In today’s video, we look at my heritage (not that I have specific boating heritage, being from the dry Canadian prairies and all) with this awesome but not oft-played tune. Consider it a lesson in culture! 🙂
Sheet music for Canadian Boat Song
Sheet Music for Canadian Boat Song – my piano arrangement
Canadian Boat Song – Backstory
Canadian Boat Song might has Gaelic origins, and first appeared on record in the 19th century. It’s unknown who composed it, but what we do know is that Canadian voyagers sang it as they traveled on the St Lawrence River, from Ottawa to Montreal, and as far as Lake Superior at Thunder Bay. As you’ll see, the piece was written in 6/8, like boat songs around the world, because it’s got this rowing, rocking motion to it.
when to attempt this piece
So I labeled this as beginner piano, but it’s really not simple, and I recommend somewhere between 3-6 months of practice before attempting this one. The RH is highly decorated with thirds and sixths for harmony. If that is too difficult for you, you can learn it playing just the top notes, and save the harmony for a later time.
Learning points for Canadian Boat Song
- Key Signature: There are three sharps in this piece. That’s a lot of sharps. This is indicative of the key of A major, but we’ll talk about that more in the next video (A major scale).
- Italian: Andante, which we’ve talked about before and literally means walking speed. Or in this case, rowing speed.
Two note slurs
There are plenty of two note slurs in this piece. If you missed our discussion on how to play those, check out this video here: How to play two note slurs. They’re going to have that drop-rise effect, where the first note is played in a weighty way, and the second note is lighter and shorter.
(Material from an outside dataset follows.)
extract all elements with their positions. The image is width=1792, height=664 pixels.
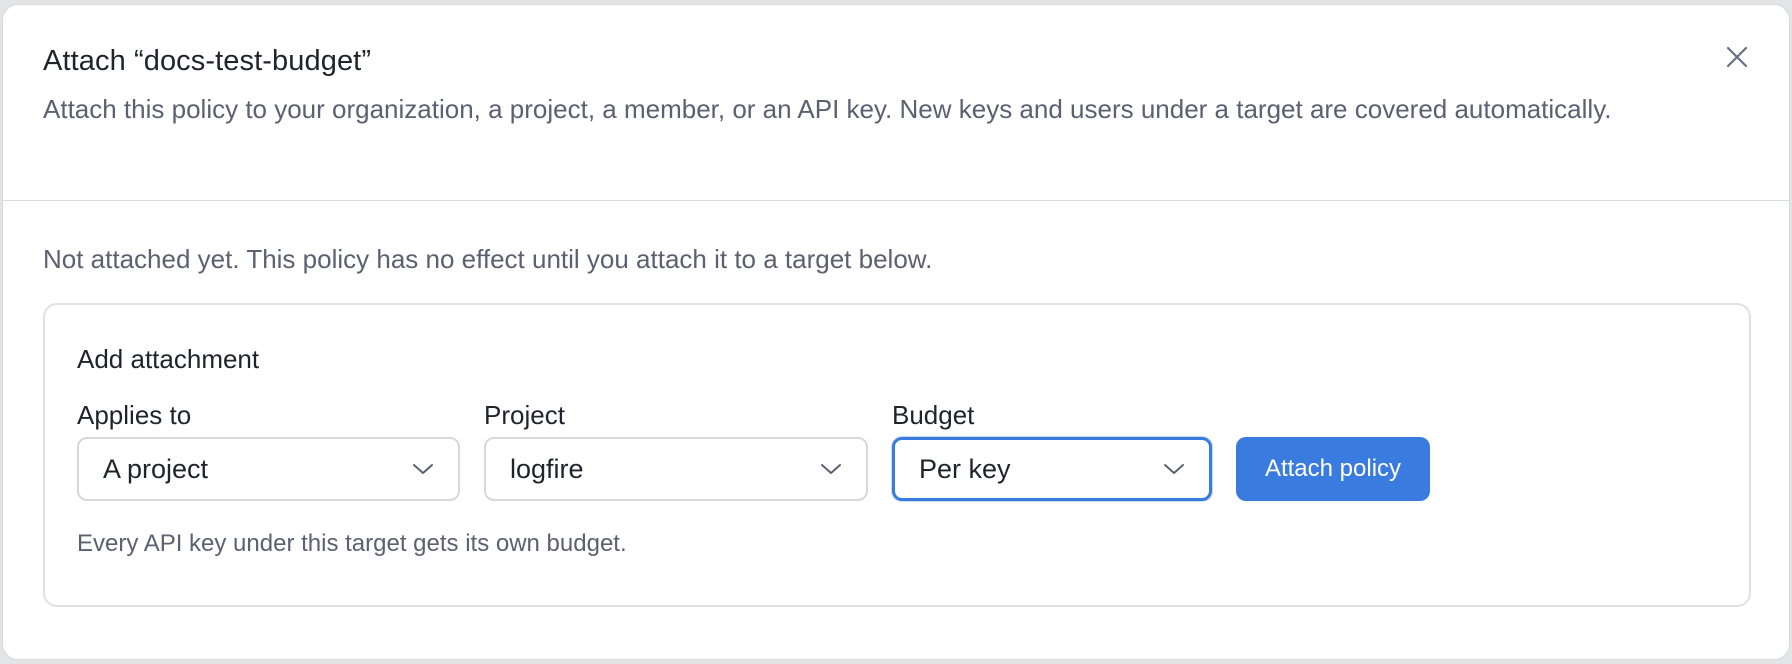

It’s all about the details
Watch for the slurs, and importantly, the breaks between them. It takes practice to keep thirds sounding smooth, and even more practice to lift between breaks in the slur.
In the first line. You have some two-note slurs which require a drop-lift action. Since each third shares a note, the best way to make this sound smooth is to hold the E down right until the chord switches, because the C# is repeated in both, and you have to lift between them. This will make sense if you’re looking at the sheet music, or watching the video.
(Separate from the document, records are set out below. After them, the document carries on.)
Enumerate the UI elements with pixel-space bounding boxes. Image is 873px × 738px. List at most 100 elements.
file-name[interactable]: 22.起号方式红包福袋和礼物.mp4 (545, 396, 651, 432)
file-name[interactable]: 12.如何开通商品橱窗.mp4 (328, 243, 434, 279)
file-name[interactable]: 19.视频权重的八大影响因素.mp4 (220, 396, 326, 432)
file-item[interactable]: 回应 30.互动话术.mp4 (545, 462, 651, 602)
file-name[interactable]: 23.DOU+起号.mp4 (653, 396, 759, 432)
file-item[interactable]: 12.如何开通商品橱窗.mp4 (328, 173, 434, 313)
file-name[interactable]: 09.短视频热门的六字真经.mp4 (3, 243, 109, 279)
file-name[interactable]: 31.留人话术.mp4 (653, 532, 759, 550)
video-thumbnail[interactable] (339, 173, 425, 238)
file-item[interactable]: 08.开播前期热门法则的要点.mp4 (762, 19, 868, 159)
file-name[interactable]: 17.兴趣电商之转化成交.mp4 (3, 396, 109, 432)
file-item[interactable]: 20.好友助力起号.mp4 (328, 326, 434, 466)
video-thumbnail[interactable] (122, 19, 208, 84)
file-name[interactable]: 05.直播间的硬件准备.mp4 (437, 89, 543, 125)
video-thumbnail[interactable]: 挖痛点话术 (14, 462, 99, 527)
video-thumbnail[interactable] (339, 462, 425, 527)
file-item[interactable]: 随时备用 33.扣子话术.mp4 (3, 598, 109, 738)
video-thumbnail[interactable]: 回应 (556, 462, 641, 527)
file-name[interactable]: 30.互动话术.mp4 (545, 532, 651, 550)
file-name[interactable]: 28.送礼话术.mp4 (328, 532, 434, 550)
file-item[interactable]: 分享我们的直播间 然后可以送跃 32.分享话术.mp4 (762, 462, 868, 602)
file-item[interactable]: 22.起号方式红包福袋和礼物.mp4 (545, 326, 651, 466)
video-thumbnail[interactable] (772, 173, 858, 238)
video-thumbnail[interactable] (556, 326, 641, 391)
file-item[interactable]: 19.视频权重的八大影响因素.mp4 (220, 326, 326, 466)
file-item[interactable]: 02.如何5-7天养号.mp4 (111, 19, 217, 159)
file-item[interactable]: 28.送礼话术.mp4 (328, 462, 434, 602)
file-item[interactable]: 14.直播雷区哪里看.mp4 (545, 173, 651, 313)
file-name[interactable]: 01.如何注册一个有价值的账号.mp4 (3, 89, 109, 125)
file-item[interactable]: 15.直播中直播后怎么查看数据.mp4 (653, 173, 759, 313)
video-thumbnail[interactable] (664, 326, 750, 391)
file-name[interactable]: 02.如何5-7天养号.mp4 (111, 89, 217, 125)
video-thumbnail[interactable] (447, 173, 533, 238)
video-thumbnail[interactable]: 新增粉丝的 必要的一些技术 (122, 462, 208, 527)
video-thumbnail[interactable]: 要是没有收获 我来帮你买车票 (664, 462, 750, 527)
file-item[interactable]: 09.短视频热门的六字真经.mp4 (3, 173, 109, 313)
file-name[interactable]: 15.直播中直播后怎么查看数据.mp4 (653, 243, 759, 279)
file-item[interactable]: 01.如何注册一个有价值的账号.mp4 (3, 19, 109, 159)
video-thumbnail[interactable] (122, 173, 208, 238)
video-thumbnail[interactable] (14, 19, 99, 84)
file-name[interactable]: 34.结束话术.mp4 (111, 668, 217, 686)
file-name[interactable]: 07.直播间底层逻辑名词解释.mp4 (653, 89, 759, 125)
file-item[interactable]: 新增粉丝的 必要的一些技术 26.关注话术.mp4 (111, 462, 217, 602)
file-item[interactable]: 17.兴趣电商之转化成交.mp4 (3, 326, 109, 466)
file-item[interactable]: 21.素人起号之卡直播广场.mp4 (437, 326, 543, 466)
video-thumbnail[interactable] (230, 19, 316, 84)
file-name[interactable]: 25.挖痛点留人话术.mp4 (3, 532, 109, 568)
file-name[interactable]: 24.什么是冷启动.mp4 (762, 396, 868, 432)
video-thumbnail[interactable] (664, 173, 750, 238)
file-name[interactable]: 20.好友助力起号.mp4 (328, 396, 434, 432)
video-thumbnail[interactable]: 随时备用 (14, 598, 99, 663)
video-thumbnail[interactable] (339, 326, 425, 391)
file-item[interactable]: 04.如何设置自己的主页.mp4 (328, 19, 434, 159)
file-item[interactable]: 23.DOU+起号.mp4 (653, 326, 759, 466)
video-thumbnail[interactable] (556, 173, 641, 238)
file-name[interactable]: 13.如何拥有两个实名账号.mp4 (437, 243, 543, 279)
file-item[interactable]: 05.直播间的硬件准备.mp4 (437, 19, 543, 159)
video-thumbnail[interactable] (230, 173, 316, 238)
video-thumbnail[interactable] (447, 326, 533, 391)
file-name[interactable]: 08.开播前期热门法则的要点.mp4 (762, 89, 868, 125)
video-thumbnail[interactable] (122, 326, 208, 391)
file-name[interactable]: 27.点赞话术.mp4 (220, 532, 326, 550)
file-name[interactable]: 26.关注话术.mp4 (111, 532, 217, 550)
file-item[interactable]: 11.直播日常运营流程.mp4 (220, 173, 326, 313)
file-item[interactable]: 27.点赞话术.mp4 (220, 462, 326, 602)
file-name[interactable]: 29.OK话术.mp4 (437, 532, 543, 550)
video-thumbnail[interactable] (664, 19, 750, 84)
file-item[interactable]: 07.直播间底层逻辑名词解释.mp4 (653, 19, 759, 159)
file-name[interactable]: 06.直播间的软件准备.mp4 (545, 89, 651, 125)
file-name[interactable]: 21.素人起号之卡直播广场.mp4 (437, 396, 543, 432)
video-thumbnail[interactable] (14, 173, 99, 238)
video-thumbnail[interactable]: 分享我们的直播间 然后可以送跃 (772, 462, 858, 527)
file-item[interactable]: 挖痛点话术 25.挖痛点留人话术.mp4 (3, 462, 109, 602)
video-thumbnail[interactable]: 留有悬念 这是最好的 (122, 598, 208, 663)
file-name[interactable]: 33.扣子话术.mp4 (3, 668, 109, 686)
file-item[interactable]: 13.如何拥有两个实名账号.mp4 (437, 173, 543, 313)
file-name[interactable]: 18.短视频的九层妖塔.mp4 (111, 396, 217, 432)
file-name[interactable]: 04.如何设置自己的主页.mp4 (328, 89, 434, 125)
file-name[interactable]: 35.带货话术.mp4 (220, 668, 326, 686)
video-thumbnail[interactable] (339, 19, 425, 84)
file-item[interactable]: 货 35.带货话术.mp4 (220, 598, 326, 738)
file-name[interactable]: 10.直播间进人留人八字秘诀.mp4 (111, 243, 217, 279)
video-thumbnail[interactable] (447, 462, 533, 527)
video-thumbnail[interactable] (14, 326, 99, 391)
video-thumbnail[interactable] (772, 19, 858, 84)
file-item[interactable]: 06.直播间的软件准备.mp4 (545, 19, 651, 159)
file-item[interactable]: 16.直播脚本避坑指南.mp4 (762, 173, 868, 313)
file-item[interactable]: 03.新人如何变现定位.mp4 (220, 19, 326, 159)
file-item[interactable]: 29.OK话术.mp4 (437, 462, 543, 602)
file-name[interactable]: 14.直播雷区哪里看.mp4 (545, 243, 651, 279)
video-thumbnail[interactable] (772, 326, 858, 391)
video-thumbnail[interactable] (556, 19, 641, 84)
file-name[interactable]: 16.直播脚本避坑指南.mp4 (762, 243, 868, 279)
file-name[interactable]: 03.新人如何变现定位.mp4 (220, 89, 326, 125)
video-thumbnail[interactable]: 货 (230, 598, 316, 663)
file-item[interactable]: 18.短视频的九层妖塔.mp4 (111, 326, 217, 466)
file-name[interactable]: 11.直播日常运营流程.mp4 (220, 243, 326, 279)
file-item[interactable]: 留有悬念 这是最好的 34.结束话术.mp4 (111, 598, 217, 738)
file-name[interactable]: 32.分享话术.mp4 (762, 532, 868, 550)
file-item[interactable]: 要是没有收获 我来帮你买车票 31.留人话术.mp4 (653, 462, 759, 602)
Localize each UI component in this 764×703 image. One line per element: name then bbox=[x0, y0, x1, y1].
Getting the breaks between slurs isn’t too difficult if you follow the finger numbers correctly, because when you reposition your hand, you will naturally have to lift. The simple rhythm in the left hand 123—456 helps drive the 6/8 rhythm, and isn’t too much trouble to incorporate with the RH – but do make sure you’re comfortable with the RH first.
I know I say this a lot, but this piece is not as easy as it seems at first glance. Depending on your practice habits, you could expect it to take between two weeks to a month to fully polish.